Article Text
Abstract
The standard plethysmographic method of measuring total lung capacity (TLC) has been reported to result in spuriously high estimates in patients with severe airway obstruction. The helium-dilution method is known to underestimate TLC in the same patients. To determine the magnitude of these possible errors we measured TLC by four methods in 20 patients with varying degrees of chronic obstructive lung disease and in 11 normal subjects. TLC was measured by (1) helium dilution (TLCHe); (2) a volume-displacement body plethysmograph, box volume being plotted against mouth pressure (TLCm); (3) the same body plethysmograph with volume plotted against pressure measured with an oesophageal balloon (TLCes); and (4) a radiological technique (TLCxr). In normal subjects there was no difference between TCLm (6.57 +/- 1.20) and TLCes (6.51 +/- 1.24).

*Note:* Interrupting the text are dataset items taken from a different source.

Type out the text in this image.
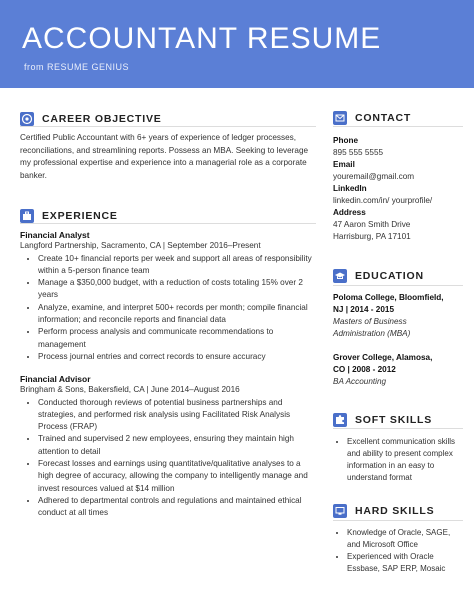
ACCOUNTANT RESUME
from RESUME GENIUS
CAREER OBJECTIVE
Certified Public Accountant with 6+ years of experience of ledger processes, reconciliations, and streamlining reports. Possess an MBA. Seeking to leverage my professional expertise and experience into a managerial role as a corporate banker.
EXPERIENCE
Financial Analyst
Langford Partnership, Sacramento, CA | September 2016–Present
• Create 10+ financial reports per week and support all areas of responsibility within a 5-person finance team
• Manage a $350,000 budget, with a reduction of costs totaling 15% over 2 years
• Analyze, examine, and interpret 500+ records per month; compile financial information; and reconcile reports and financial data
• Perform process analysis and communicate recommendations to management
• Process journal entries and correct records to ensure accuracy
Financial Advisor
Bringham & Sons, Bakersfield, CA | June 2014–August 2016
• Conducted thorough reviews of potential business partnerships and strategies, and performed risk analysis using Facilitated Risk Analysis Process (FRAP)
• Trained and supervised 2 new employees, ensuring they maintain high attention to detail
• Forecast losses and earnings using quantitative/qualitative analyses to a high degree of accuracy, allowing the company to intelligently manage and invest resources valued at $14 million
• Adhered to departmental controls and regulations and maintained ethical conduct at all times
CONTACT
Phone
895 555 5555
Email
youremail@gmail.com
LinkedIn
linkedin.com/in/ yourprofile/
Address
47 Aaron Smith Drive
Harrisburg, PA 17101
EDUCATION
Poloma College, Bloomfield,
NJ | 2014 - 2015
Masters of Business
Administration (MBA)
Grover College, Alamosa,
CO | 2008 - 2012
BA Accounting
SOFT SKILLS
• Excellent communication skills and ability to present complex information in an easy to understand format
HARD SKILLS
• Knowledge of Oracle, SAGE, and Microsoft Office
• Experienced with Oracle Essbase, SAP ERP, Mosaic
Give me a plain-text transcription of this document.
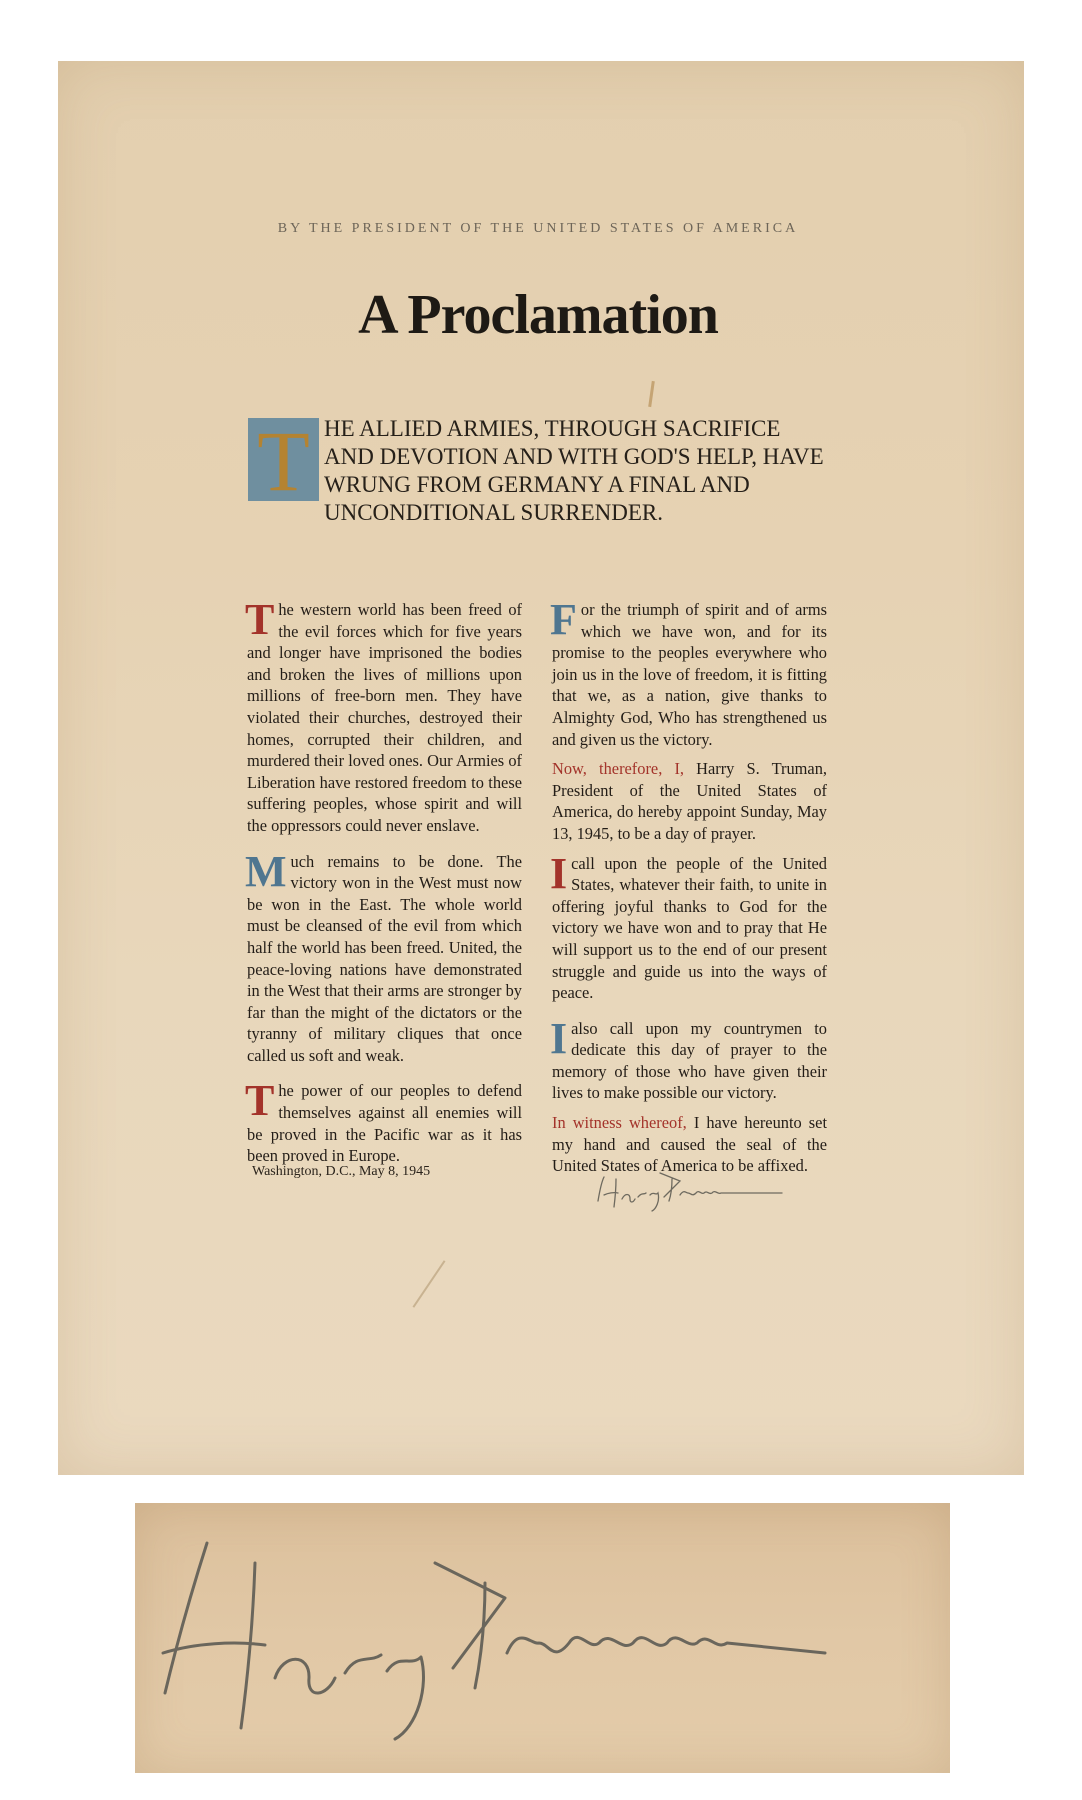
BY THE PRESIDENT OF THE UNITED STATES OF AMERICA
A Proclamation
T HE ALLIED ARMIES, THROUGH SACRIFICE AND DEVOTION AND WITH GOD'S HELP, HAVE WRUNG FROM GERMANY A FINAL AND UNCONDITIONAL SURRENDER.

T he western world has been freed of the evil forces which for five years and longer have imprisoned the bodies and broken the lives of millions upon millions of free-born men. They have violated their churches, destroyed their homes, corrupted their children, and murdered their loved ones. Our Armies of Liberation have restored freedom to these suffering peoples, whose spirit and will the oppressors could never enslave.

M uch remains to be done. The victory won in the West must now be won in the East. The whole world must be cleansed of the evil from which half the world has been freed. United, the peace-loving nations have demonstrated in the West that their arms are stronger by far than the might of the dictators or the tyranny of military cliques that once called us soft and weak.

T he power of our peoples to defend themselves against all enemies will be proved in the Pacific war as it has been proved in Europe.

F or the triumph of spirit and of arms which we have won, and for its promise to the peoples everywhere who join us in the love of freedom, it is fitting that we, as a nation, give thanks to Almighty God, Who has strengthened us and given us the victory.

Now, therefore, I, Harry S. Truman, President of the United States of America, do hereby appoint Sunday, May 13, 1945, to be a day of prayer.

I call upon the people of the United States, whatever their faith, to unite in offering joyful thanks to God for the victory we have won and to pray that He will support us to the end of our present struggle and guide us into the ways of peace.

I also call upon my countrymen to dedicate this day of prayer to the memory of those who have given their lives to make possible our victory.

In witness whereof, I have hereunto set my hand and caused the seal of the United States of America to be affixed.

Washington, D.C., May 8, 1945
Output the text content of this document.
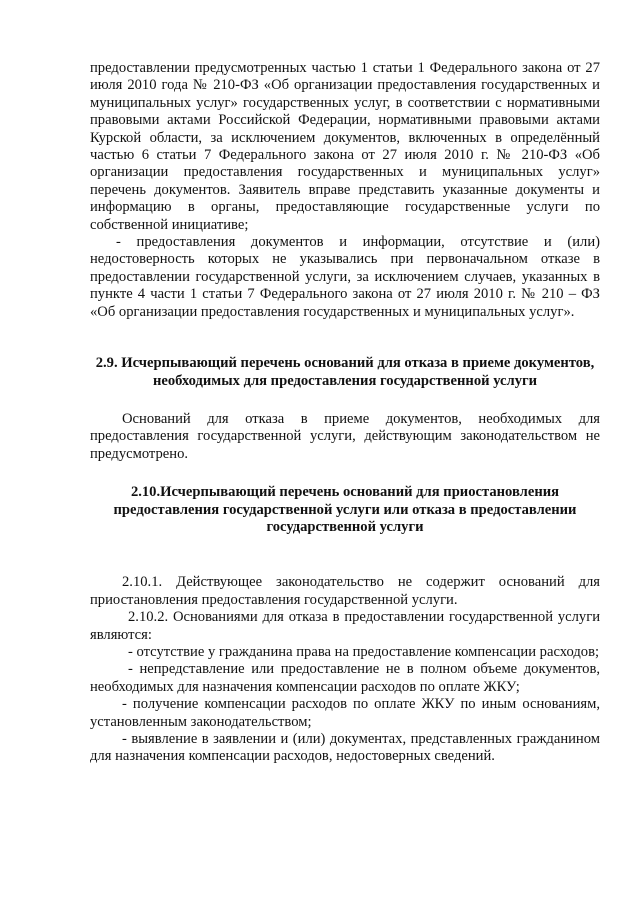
предоставлении предусмотренных частью 1 статьи 1 Федерального закона от 27 июля 2010 года № 210-ФЗ «Об организации предоставления государственных и муниципальных услуг» государственных услуг, в соответствии с нормативными правовыми актами Российской Федерации, нормативными правовыми актами Курской области, за исключением документов, включенных в определённый частью 6 статьи 7 Федерального закона от 27 июля 2010 г. № 210-ФЗ «Об организации предоставления государственных и муниципальных услуг» перечень документов. Заявитель вправе представить указанные документы и информацию в органы, предоставляющие государственные услуги по собственной инициативе;

- предоставления документов и информации, отсутствие и (или) недостоверность которых не указывались при первоначальном отказе в предоставлении государственной услуги, за исключением случаев, указанных в пункте 4 части 1 статьи 7 Федерального закона от 27 июля 2010 г. № 210 – ФЗ «Об организации предоставления государственных и муниципальных услуг».

2.9. Исчерпывающий перечень оснований для отказа в приеме документов, необходимых для предоставления государственной услуги

Оснований для отказа в приеме документов, необходимых для предоставления государственной услуги, действующим законодательством не предусмотрено.

2.10.Исчерпывающий перечень оснований для приостановления предоставления государственной услуги или отказа в предоставлении государственной услуги

2.10.1. Действующее законодательство не содержит оснований для приостановления предоставления государственной услуги.

2.10.2. Основаниями для отказа в предоставлении государственной услуги являются:

- отсутствие у гражданина права на предоставление компенсации расходов;

- непредставление или предоставление не в полном объеме документов, необходимых для назначения компенсации расходов по оплате ЖКУ;

- получение компенсации расходов по оплате ЖКУ по иным основаниям, установленным законодательством;

- выявление в заявлении и (или) документах, представленных гражданином для назначения компенсации расходов, недостоверных сведений.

In the patients with chronic obstructive lung disease TLCm gave results significantly higher than those of any other method. If TLCes is taken as the closest estimate of true TLC, TLCm consistently overestimates and TLCHe underestimates TLC. There was no relationship between the degree of airway obstruction and (TLCm - TLCes) but there was between (TLCes - TLCHe) and severity of airway obstruction. We conclude that using mouth pressure in the plethysmographic measurement of TLC in patients with chronic obstructive lung disease results in consistent but slight overestimation of TLC.